A temperatura está negativa fora do carro. João e Miguel fazem questão de me trazer até meu novo emprego. Talvez pensando que eu fugiria como das outras vezes. Não posso mais escapar, é minha última chance de me tornar uma pessoa melhor.

Chegamos. A minha frente está o maior barco de pesca de caranguejos do Mar de Bering, o Neverland. Que ironia. Este foi único lugar que contratou um ex-presidiário, drogado e todo ferrado como eu. Tenho certeza que aquela pessoa daria risada da minha situação.

Despeço-me dos meus irmãos. Mesmo sem termos o mesmo sangue, estes meninos perdidos continuam ao meu lado. Cuidaram de mim nos piores momentos. Qualquer pessoa teria desistido. Ela desistiu. Por eles, eu devo me reerguer. Talvez, quem sabe um dia, eu torne a voar.

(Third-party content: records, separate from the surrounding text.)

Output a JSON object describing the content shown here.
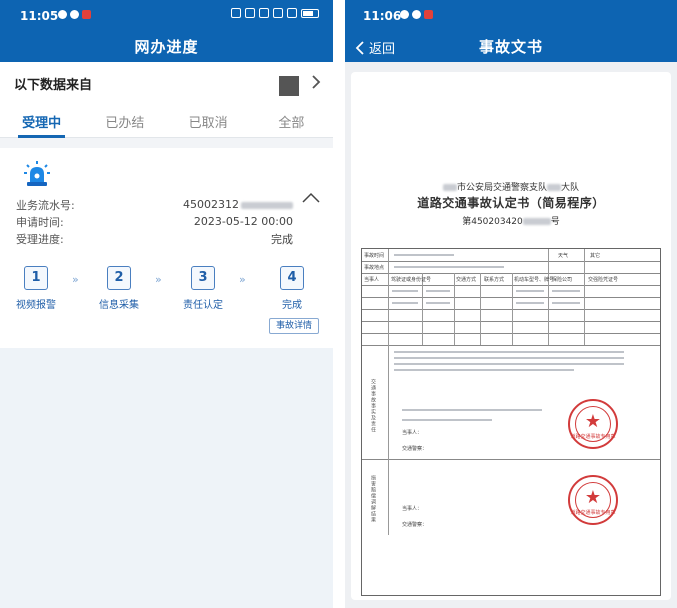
{
  "left": {
    "status": {
      "time": "11:05"
    },
    "header": {
      "title": "网办进度"
    },
    "source": {
      "label": "以下数据来自"
    },
    "tabs": [
      {
        "label": "受理中",
        "active": true
      },
      {
        "label": "已办结",
        "active": false
      },
      {
        "label": "已取消",
        "active": false
      },
      {
        "label": "全部",
        "active": false
      }
    ],
    "record": {
      "serial_label": "业务流水号:",
      "serial_value": "45002312",
      "apply_label": "申请时间:",
      "apply_value": "2023-05-12 00:00",
      "progress_label": "受理进度:",
      "progress_value": "完成"
    },
    "steps": [
      {
        "num": "1",
        "label": "视频报警"
      },
      {
        "num": "2",
        "label": "信息采集"
      },
      {
        "num": "3",
        "label": "责任认定"
      },
      {
        "num": "4",
        "label": "完成"
      }
    ],
    "arrows": [
      "»",
      "»",
      "»"
    ],
    "detail_button": "事故详情"
  },
  "right": {
    "status": {
      "time": "11:06"
    },
    "header": {
      "title": "事故文书",
      "back_label": "返回"
    },
    "document": {
      "org": "市公安局交通警察支队",
      "org_suffix": "大队",
      "title": "道路交通事故认定书（简易程序）",
      "number_prefix": "第450203420",
      "number_suffix": "号",
      "cells": {
        "weather_label": "天气",
        "weather_value": "其它",
        "party_label": "当事人",
        "license_label": "驾驶证或身份证号",
        "phone_label": "联系方式",
        "vehicle_label": "交通方式",
        "plate_label": "机动车型号、牌号",
        "insurance_label": "保险公司",
        "policy_label": "交强险凭证号",
        "section_facts": "交通事故事实及责任",
        "section_mediation": "损害赔偿调解结果",
        "party_sign": "当事人：",
        "officer_sign": "交通警察：",
        "stamp_text": "道路交通事故专用章"
      }
    }
  },
  "colors": {
    "header_blue": "#0d64b2",
    "accent_blue": "#1567b3",
    "stamp_red": "#d23b3b"
  }
}
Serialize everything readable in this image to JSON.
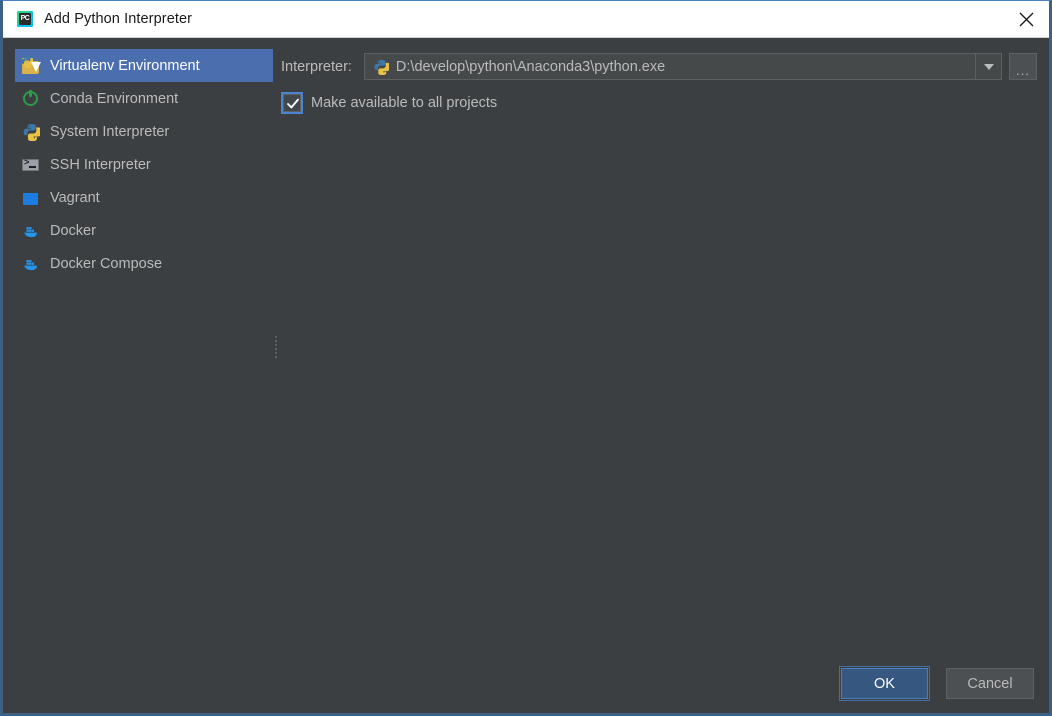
{
  "window": {
    "title": "Add Python Interpreter",
    "app_icon": "pycharm-icon",
    "close_icon": "close-icon",
    "colors": {
      "background": "#3c3f41",
      "selection": "#4b6eaf",
      "accent": "#365880",
      "border": "#3d6185",
      "text": "#bbbbbb",
      "titlebar_bg": "#ffffff",
      "titlebar_text": "#1a1a1a"
    }
  },
  "sidebar": {
    "items": [
      {
        "label": "Virtualenv Environment",
        "icon": "virtualenv-icon",
        "selected": true
      },
      {
        "label": "Conda Environment",
        "icon": "conda-icon",
        "selected": false
      },
      {
        "label": "System Interpreter",
        "icon": "python-icon",
        "selected": false
      },
      {
        "label": "SSH Interpreter",
        "icon": "terminal-icon",
        "selected": false
      },
      {
        "label": "Vagrant",
        "icon": "vagrant-icon",
        "selected": false
      },
      {
        "label": "Docker",
        "icon": "docker-icon",
        "selected": false
      },
      {
        "label": "Docker Compose",
        "icon": "docker-compose-icon",
        "selected": false
      }
    ]
  },
  "main": {
    "interpreter": {
      "label": "Interpreter:",
      "value": "D:\\develop\\python\\Anaconda3\\python.exe",
      "icon": "python-icon",
      "dropdown_icon": "chevron-down-icon",
      "browse_label": "...",
      "browse_icon": "ellipsis-icon"
    },
    "make_available": {
      "label": "Make available to all projects",
      "checked": true
    }
  },
  "footer": {
    "ok_label": "OK",
    "cancel_label": "Cancel"
  }
}
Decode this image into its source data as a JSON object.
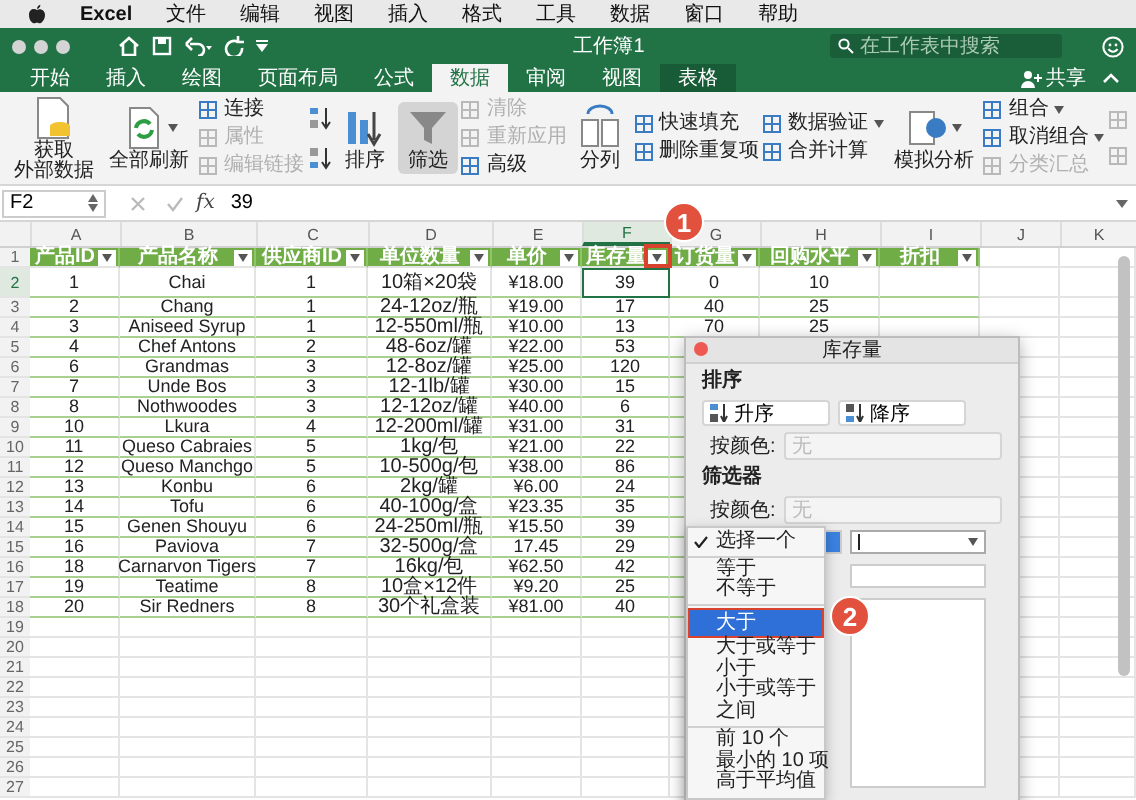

Entro no navio. Neve, cabos, ganchos e covos por todo convés. Dizem que o mar do norte mata sem piedade. Observando a minha volta, compreendo a razão. Cada equipamento parece uma arma pronta para causar um acidente.

— Você deve ser o novato — cumprimenta um homem às minhas costas.

Viro-me e, no susto, escorrego caindo de bunda.

— Que belo jeito de começar — sorri ele, estendendo a mão para me ajudar a levantar — Sou Adam, o engenheiro daqui.

— Sou Peter — apresento-me, aceitando a gentileza de meu novo colega.

— O capitão está resolvendo alguns assuntos no porto, vou levá-lo até nosso chefe de convés.

Agradeço com um acenar de cabeça. Não tenho coragem de encará-lo após tamanho fiasco.

— Calma, garoto! — começa Adam. —Todos aqui já passaram por isso. Cair não é nenhuma novidade para nós. O importante é como levantamos.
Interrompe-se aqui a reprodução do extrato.